Após os apelos, Valério disse que a declaração teria sido “uma brincadeira”. “Se você perguntar ‘você faria de novo?’, não. ‘Mas está arrependido?’ Não, porque eu não ofendi. Eu passei seis horas e dez minutos tratando-a com decência, como merece toda mulher”, disse.
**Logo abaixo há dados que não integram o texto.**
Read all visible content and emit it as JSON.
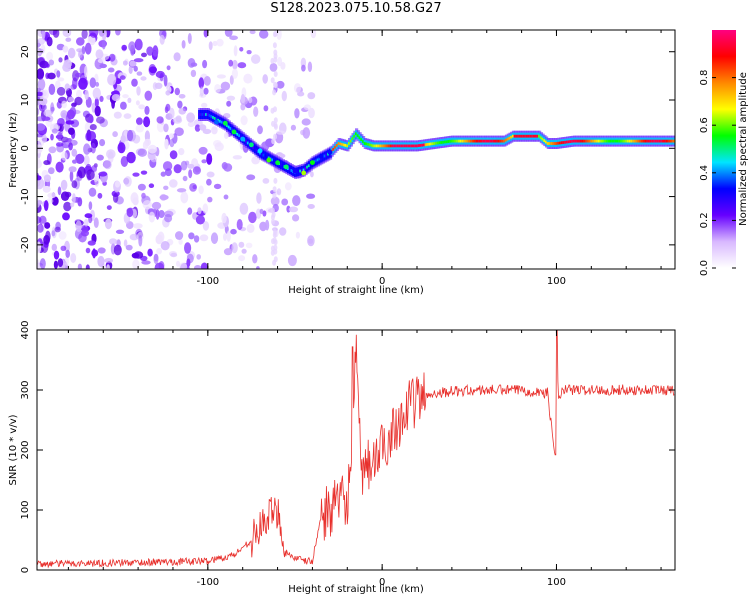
{
  "figure": {
    "title": "S128.2023.075.10.58.G27"
  },
  "chart_data": [
    {
      "type": "heatmap",
      "name": "spectrogram",
      "xlabel": "Height of straight line (km)",
      "ylabel": "Frequency (Hz)",
      "xlim": [
        -198,
        168
      ],
      "ylim": [
        -25,
        24.5
      ],
      "xticks": [
        -100,
        0,
        100
      ],
      "yticks": [
        -20,
        -10,
        0,
        10,
        20
      ],
      "colorbar": {
        "label": "Normalized spectral amplitude",
        "range": [
          0,
          1
        ],
        "ticks": [
          0.0,
          0.2,
          0.4,
          0.6,
          0.8
        ],
        "colors": [
          "#ffffff",
          "#d8b8ff",
          "#6600ff",
          "#0000ff",
          "#00e5ff",
          "#00ff00",
          "#ffff00",
          "#ff8800",
          "#ff0000",
          "#ff0080"
        ]
      },
      "ridge": {
        "description": "dominant frequency track",
        "x": [
          -100,
          -90,
          -80,
          -70,
          -60,
          -50,
          -45,
          -40,
          -35,
          -30,
          -25,
          -20,
          -15,
          -10,
          -5,
          0,
          20,
          40,
          60,
          70,
          75,
          80,
          90,
          95,
          100,
          110,
          168
        ],
        "y": [
          7,
          5,
          2,
          -1,
          -3,
          -5,
          -4.5,
          -3,
          -2,
          -1,
          1,
          0.5,
          3,
          1,
          0.5,
          0.5,
          0.5,
          1.5,
          1.5,
          1.5,
          2.5,
          2.5,
          2.5,
          1,
          1,
          1.5,
          1.5
        ]
      }
    },
    {
      "type": "line",
      "name": "snr",
      "xlabel": "Height of straight line (km)",
      "ylabel": "SNR (10 * v/v)",
      "xlim": [
        -198,
        168
      ],
      "ylim": [
        0,
        400
      ],
      "xticks": [
        -100,
        0,
        100
      ],
      "yticks": [
        0,
        100,
        200,
        300,
        400
      ],
      "line_color": "#e8302c",
      "series_shape": {
        "x": [
          -198,
          -150,
          -100,
          -85,
          -75,
          -70,
          -65,
          -60,
          -55,
          -50,
          -45,
          -40,
          -35,
          -30,
          -25,
          -20,
          -17,
          -15,
          -12,
          -10,
          -5,
          0,
          5,
          10,
          15,
          20,
          25,
          30,
          40,
          60,
          80,
          95,
          99,
          100,
          101,
          105,
          120,
          140,
          168
        ],
        "y": [
          10,
          12,
          15,
          25,
          50,
          70,
          90,
          100,
          30,
          20,
          15,
          15,
          90,
          100,
          110,
          120,
          200,
          370,
          150,
          170,
          180,
          200,
          230,
          250,
          270,
          285,
          290,
          295,
          298,
          300,
          300,
          295,
          190,
          400,
          290,
          300,
          300,
          300,
          300
        ]
      }
    }
  ]
}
Na quarta (19), após a declaração do senador ganhar ampla repercussão nas redes sociais, Marina Silva disse que “com a vida dos outros não se brinca”. “Só os psicopatas são capazes de fazer isso”, emendou a ministra.

Sociedade civil

O Observatório do Clima, entidade composta por 133 organizações que atuam na área ambiental, divulgou nota em que condena a atitude do parlamentar e presta solidariedade à ministra. “Marina realiza trabalho competente no ministério, que em dois anos já resultou numa redução de 46% do desmatamento em relação a 2022. É mulher. É negra. É da Amazônia. Isso tudo a torna alvo preferencial de ataques misóginos e racistas, vindos especialmente de homens que defendem o que há de mais arcaico e degradante ao meio ambiente, à economia e às relações sociais do país. Os ataques do senador demonstram a truculência e o desespero de um parlamentar irrelevante, que não merece o mandato que tem”, diz o documento.